Given $X_{u} • X_{v} = 0$ and an adapted frame $X_{u} = p \vec{e_{1}}$ and $X_{v} = q \vec{e_{2}}$ where $p$ and $q$ are positive functions on $U$.
- Find $\theta_{1}$, $\theta_{2}$, and then find an expression for $K$ in terms of $p$, $q$, and their derivatives.
Given $X_{u}$ and $X_{v}$ we can find the first fundamental form.

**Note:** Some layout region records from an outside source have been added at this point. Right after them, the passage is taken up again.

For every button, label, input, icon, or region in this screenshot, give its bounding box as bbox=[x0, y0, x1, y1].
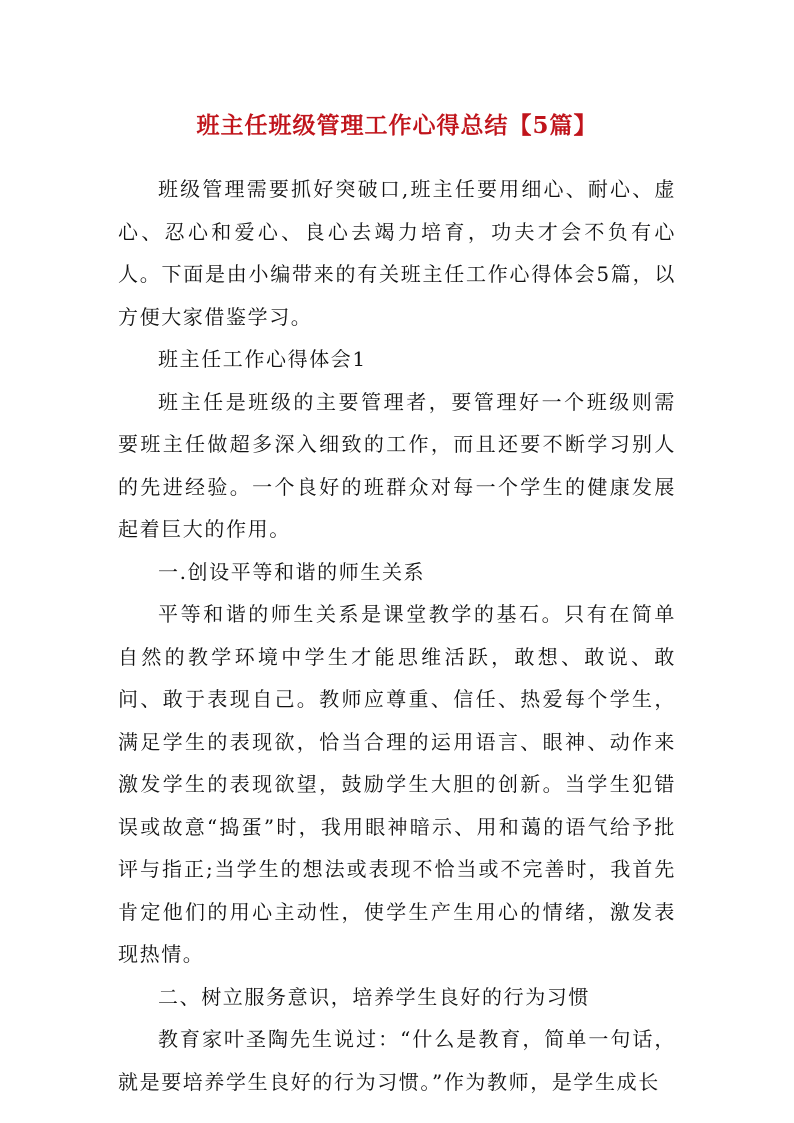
subheading-service-awareness: 二、树立服务意识，培养学生良好的行为习惯 bbox=[158, 984, 590, 1009]
subheading-equal-relationship: 一.创设平等和谐的师生关系 bbox=[158, 559, 426, 584]
service-awareness-paragraph: 教育家叶圣陶先生说过：“什么是教育，简单一句话，就是要培养学生良好的行为习惯。”作为教师，是学生成长 bbox=[118, 1027, 676, 1094]
section-intro-paragraph: 班主任是班级的主要管理者，要管理好一个班级则需要班主任做超多深入细致的工作，而且还要不断学习别人的先进经验。一个良好的班群众对每一个学生的健康发展起着巨大的作用。 bbox=[118, 389, 676, 541]
section-heading: 班主任工作心得体会1 bbox=[158, 347, 367, 371]
intro-paragraph: 班级管理需要抓好突破口,班主任要用细心、耐心、虚心、忍心和爱心、良心去竭力培育，功夫才会不负有心人。下面是由小编带来的有关班主任工作心得体会5篇，以方便大家借鉴学习。 bbox=[118, 177, 676, 329]
equal-relationship-paragraph: 平等和谐的师生关系是课堂教学的基石。只有在简单自然的教学环境中学生才能思维活跃，敢想、敢说、敢问、敢于表现自己。教师应尊重、信任、热爱每个学生，满足学生的表现欲，恰当合理的运用语言、眼神、动作来激发学生的表现欲望，鼓励学生大胆的创新。当学生犯错误或故意“捣蛋”时，我用眼神暗示、用和蔼的语气给予批评与指正;当学生的想法或表现不恰当或不完善时，我首先肯定他们的用心主动性，使学生产生用心的情绪，激发表现热情。 bbox=[118, 602, 676, 966]
document-title: 班主任班级管理工作心得总结【5篇】 bbox=[196, 112, 598, 139]
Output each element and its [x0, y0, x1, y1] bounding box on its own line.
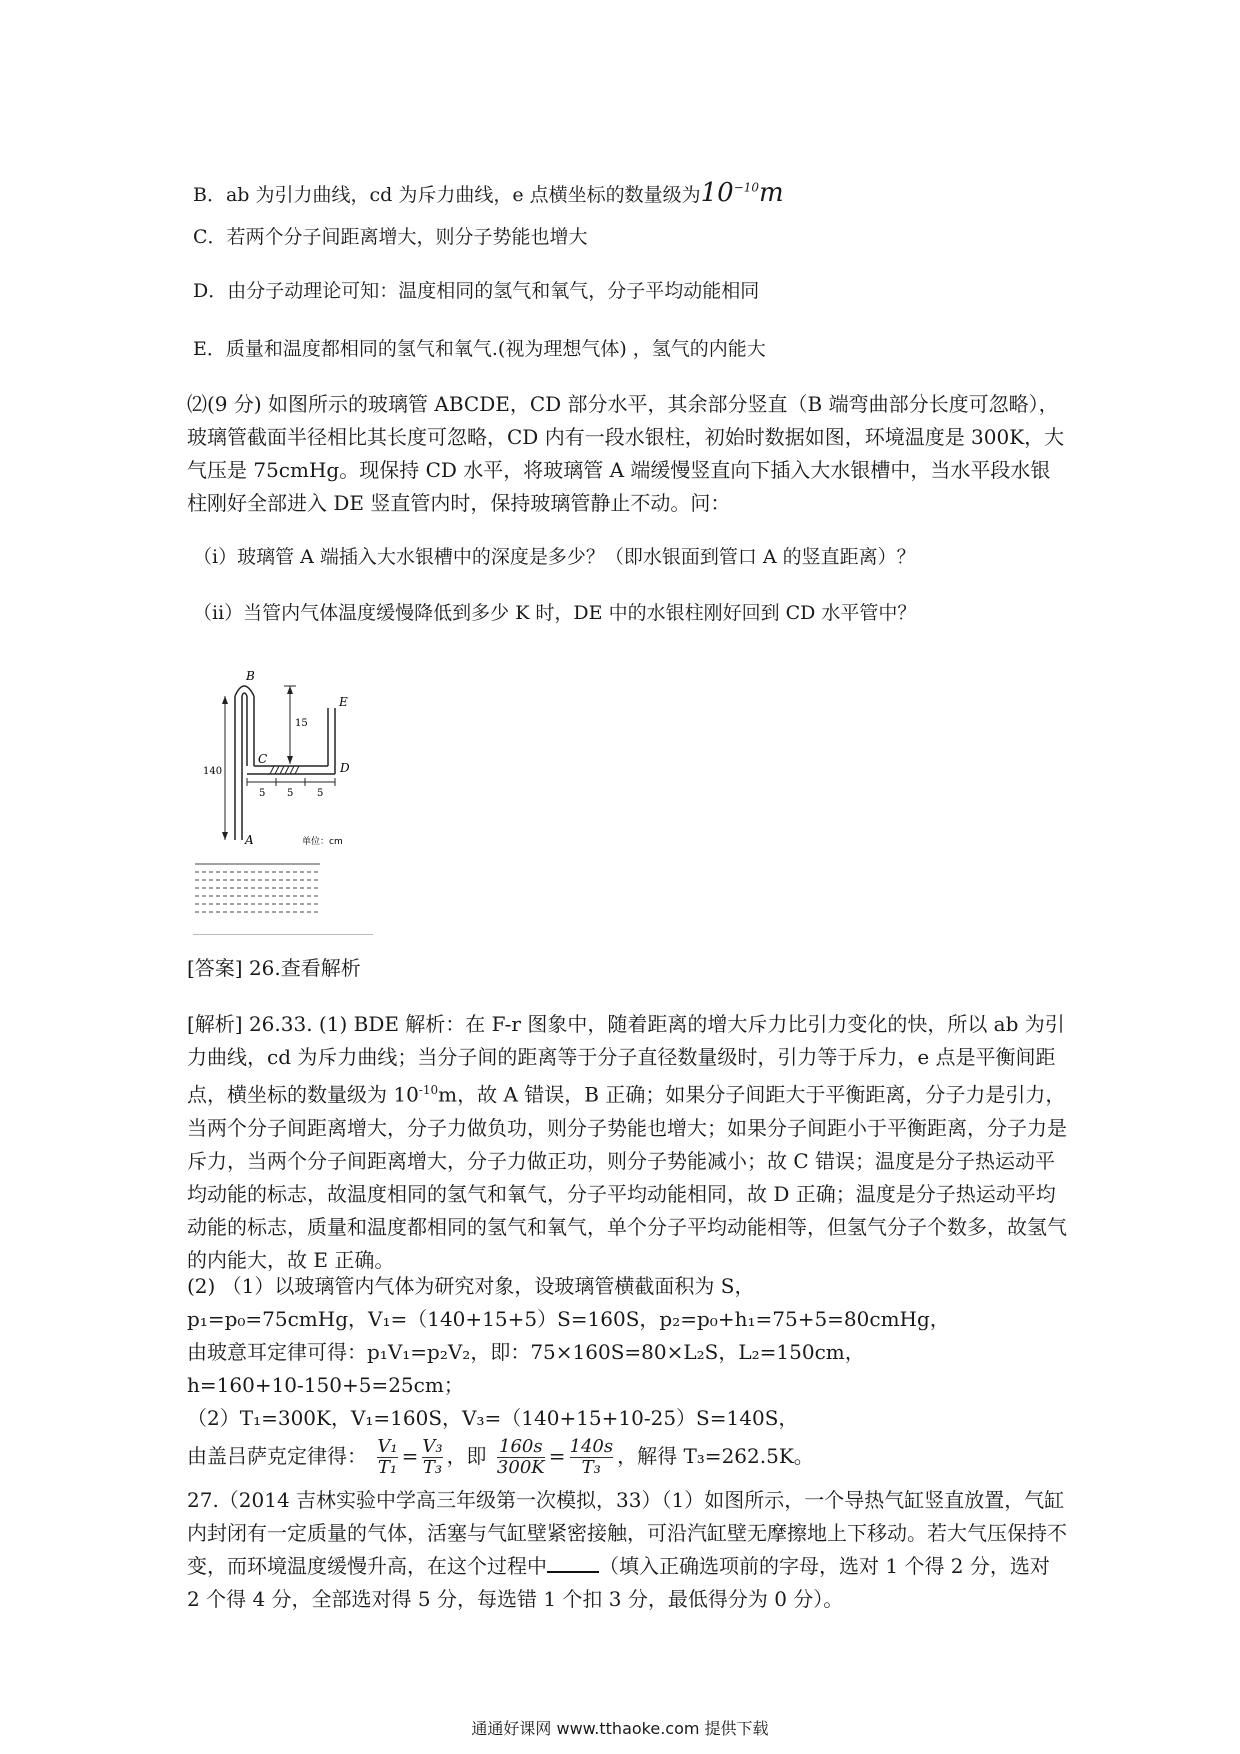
- label-a: A: [245, 833, 254, 847]
- fraction-140s-t3: $\frac{140s}{\text{T₃}}$: [569, 1436, 614, 1478]
- fraction-v3-t3: $\frac{\text{V₃}}{\text{T₃}}$: [422, 1436, 443, 1478]
- unit: m: [759, 178, 784, 208]
- sub-question-i: （i）玻璃管 A 端插入大水银槽中的深度是多少？（即水银面到管口 A 的竖直距离）？: [193, 546, 916, 568]
- page-footer: 通通好课网 www.tthaoke.com 提供下载: [471, 1719, 769, 1738]
- option-c: C．若两个分子间距离增大，则分子势能也增大: [193, 226, 588, 248]
- fraction-160s-300k: $\frac{160s}{300K}$: [496, 1436, 545, 1478]
- unit-label: 单位：cm: [302, 837, 343, 847]
- dim-5-b: 5: [287, 788, 294, 799]
- analysis-paragraph-2: (2) （1）以玻璃管内气体为研究对象，设玻璃管横截面积为 S， p₁=p₀=75cmHg，V₁=（140+15+5）S=160S，p₂=p₀+h₁=75+5=80cmHg， 由玻意耳定律可得：p₁V₁=p₂V₂，即：75×160S=80×L₂S，L₂=150cm， h=160+10-150+5=25cm； （2）T₁=300K，V₁=160S，V₃=（140+15+10-25）S=140S， 由盖吕萨克定律得： $\frac{\text{V₁}}{\text{T₁}}$ = $\frac{\text{V₃}}{\text{T₃}}$ ，即 $\frac{160s}{300K}$ = $\frac{140s}{\text{T₃}}$ ，解得 T₃=262.5K。: [187, 1270, 1067, 1478]
- question-2: [187, 388, 1067, 520]
- label-e: E: [339, 695, 348, 709]
- option-e: E．质量和温度都相同的氢气和氧气.(视为理想气体) ，氢气的内能大: [193, 338, 766, 360]
- fraction-v1-t1: $\frac{\text{V₁}}{\text{T₁}}$: [377, 1436, 398, 1478]
- option-b: B．ab 为引力曲线，cd 为斥力曲线，e 点横坐标的数量级为$10^{-10}m$: [193, 178, 784, 208]
- divider: [193, 934, 373, 935]
- label-c: C: [258, 752, 268, 766]
- power-exponent: −10: [733, 180, 760, 195]
- analysis-paragraph-1: [解析] 26.33. (1) BDE 解析：在 F-r 图象中，随着距离的增大斥力比引力变化的快，所以 ab 为引力曲线，cd 为斥力曲线；当分子间的距离等于分子直径数量级时，引力等于斥力，e 点是平衡间距点，横坐标的数量级为 $10^{-10}m$，故 A 错误，B 正确；如果分子间距大于平衡距离，分子力是引力，当两个分子间距离增大，分子力做负功，则分子势能也增大；如果分子间距小于平衡距离，分子力是斥力，当两个分子间距离增大，分子力做正功，则分子势能减小；故 C 错误；温度是分子热运动平均动能的标志，故温度相同的氢气和氧气，分子平均动能相同，故 D 正确；温度是分子热运动平均动能的标志，质量和温度都相同的氢气和氧气，单个分子平均动能相等，但氢气分子个数多，故氢气的内能大，故 E 正确。: [187, 1012, 1067, 1272]
- gay-lussac-line: 由盖吕萨克定律得： $\frac{\text{V₁}}{\text{T₁}}$ = $\frac{\text{V₃}}{\text{T₃}}$ ，即 $\frac{160s}{300K}$ = $\frac{140s}{\text{T₃}}$ ，解得 T₃=262.5K。: [187, 1436, 814, 1478]
- option-d: D．由分子动理论可知：温度相同的氢气和氧气，分子平均动能相同: [193, 280, 760, 302]
- sub-question-ii: （ii）当管内气体温度缓慢降低到多少 K 时，DE 中的水银柱刚好回到 CD 水平管中？: [193, 602, 917, 624]
- dim-5-a: 5: [259, 788, 266, 799]
- power-base: 10: [700, 178, 734, 208]
- dim-140: 140: [203, 766, 223, 777]
- question-27: 27.（2014 吉林实验中学高三年级第一次模拟，33）（1）如图所示，一个导热气缸竖直放置，气缸内封闭有一定质量的气体，活塞与气缸壁紧密接触，可沿汽缸壁无摩擦地上下移动。若大气压保持不变，而环境温度缓慢升高，在这个过程中 （填入正确选项前的字母，选对 1 个得 2 分，选对 2 个得 4 分，全部选对得 5 分，每选错 1 个扣 3 分，最低得分为 0 分）。: [187, 1488, 1067, 1611]
- label-b: B: [246, 669, 255, 683]
- answer-line: [答案] 26.查看解析: [187, 956, 361, 980]
- question-2-text: ⑵(9 分) 如图所示的玻璃管 ABCDE，CD 部分水平，其余部分竖直（B 端弯曲部分长度可忽略），玻璃管截面半径相比其长度可忽略，CD 内有一段水银柱，初始时数据如图，环境温度是 300K，大气压是 75cmHg。现保持 CD 水平，将玻璃管 A 端缓慢竖直向下插入大水银槽中，当水平段水银柱刚好全部进入 DE 竖直管内时，保持玻璃管静止不动。问：: [187, 392, 1065, 515]
- label-d: D: [340, 761, 350, 775]
- answer-blank: [547, 1553, 599, 1573]
- dim-15: 15: [295, 718, 308, 729]
- dim-5-c: 5: [317, 788, 324, 799]
- glass-tube-figure: [190, 668, 390, 928]
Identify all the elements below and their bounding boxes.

$$I = p^2 du^2 + q^2 dv^2$$
We have that $I = \theta_{1}^2 + \theta_{2}^2$
From $I$ we see that $\theta_{1} = p du$ and $\theta_{2} = qdv$
From here we can see that $d\theta_{1} = -p_{v} du \wedge dv$
Likewise, $d\theta_{2} = q_{u} du \wedge dv$
To find $K$ we first need to find $w_{12}$ and this is where I am running into trouble.
I have the following equations
$$d\theta_{1} + w_{12} \wedge \theta_{2} = 0$$ $$d\theta_{2} - w_{12} \wedge \theta_{1} = 0$$
Looking at the first equation we get
$$d\theta_{1} = -w_{12} \wedge \theta_{2}$$ $$-p_{v} du \wedge dv = -w_{12} \wedge q dv$$
This makes it look like $w_{12}$ has a $du$ piece.
Doing the same with the second equation
$$d\theta_{2} = w_{12} \wedge \theta_{1}$$ $$q_{u} du \wedge dv = w_{12} \wedge p du$$
This makes it look like $w_{12}$ has a $dv$ piece.
But $w_{12}$ cannot have both a $du$ and $dv$ piece. Then those wedges would be 0.
But if you actually try to figure out was $w_{12}$ is for each equation you get the following.
For equation 1: $w_{12} = \frac{p_{v}}{q} du$
For equation 2: $w_{12} = \frac{q_{u}}{p} dv$
So, they give different $w_{12}$. What does $w_{12} look like if it has both a du and dv piece? Any advice on how to fix this? Thanks!